Juvenile charged as investigation into teen deaths continues | ParkRecord.com

Juvenile charged as investigation into teen deaths continues

UPDATED: A 15-year-old boy who allegedly shipped drugs from China into Park City is facing charges as a result of the investigations into the deaths of two 13-year-old boys who died unexpectedly in September.

The teen was charged this week with one second-degree felony count of distributing a controlled substance and one count of reckless endangerment, a Class A misdemeanor. The charges were filed in 3rd District Juvenile Court in Silver Summit.

The Park Record is not identifying the teen because he is a minor.

Search warrants unsealed earlier this month revealed specifics regarding the allegations against the teen. According to the warrants, the 15-year-old and another teen boy shipped a package of drugs into Park City from China using the dark web, a section of the Internet difficult for police to track and that is often used for illegal activity. They allegedly had the package sent to the house of a friend, a juvenile girl, then distributed the substance to two other teens.

One of the boys later told his therapist that the drug was U-47700, a synthetic opioid sometimes referred to as pink, the warrants state.

Police began investigating the 15-year-old teen after two 13-year-old Treasure Mountain Junior High School students, Grant Seaver and Ryan Ainsworth, best friends, were found dead within days of one another last month at their homes.

Police say the boys may have died of overdoses, possibly from U-47700, but are still awaiting the results of toxicology reports from the state medical examiner to determine the causes of death. Officials initially identified overdoses as a possibility due to the close timings of the boys’ deaths, and because they had been talking with their friends about dangerous substances on social media.

The search warrants did not state whether Ainsworth or Seaver received drugs from the 15-year-old or the other teen boy.

Phil Kirk, a Park City police captain, declined Wednesday to provide further details into the case, citing the ongoing investigations into the deaths of the 13-year-olds.

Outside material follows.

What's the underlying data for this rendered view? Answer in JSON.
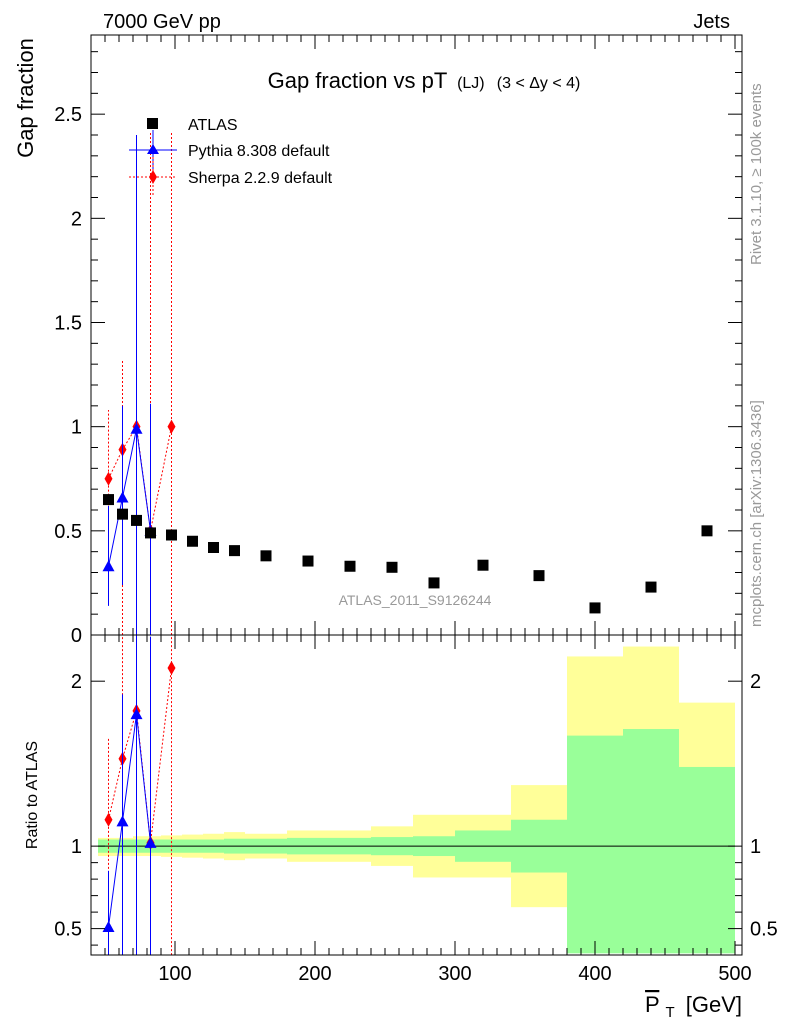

This is not the first time the 15-year-old boy has been in trouble for a drug-related offense. According to court documents, the teen was referred to 3rd District Juvenile Court in April on a Class B misdemeanor charge of possession of a controlled substance. He was sentenced to paying a fine, submitting to random drug testing and attending drug and alcohol courses.

His initial appearance in court is scheduled for Nov. 4.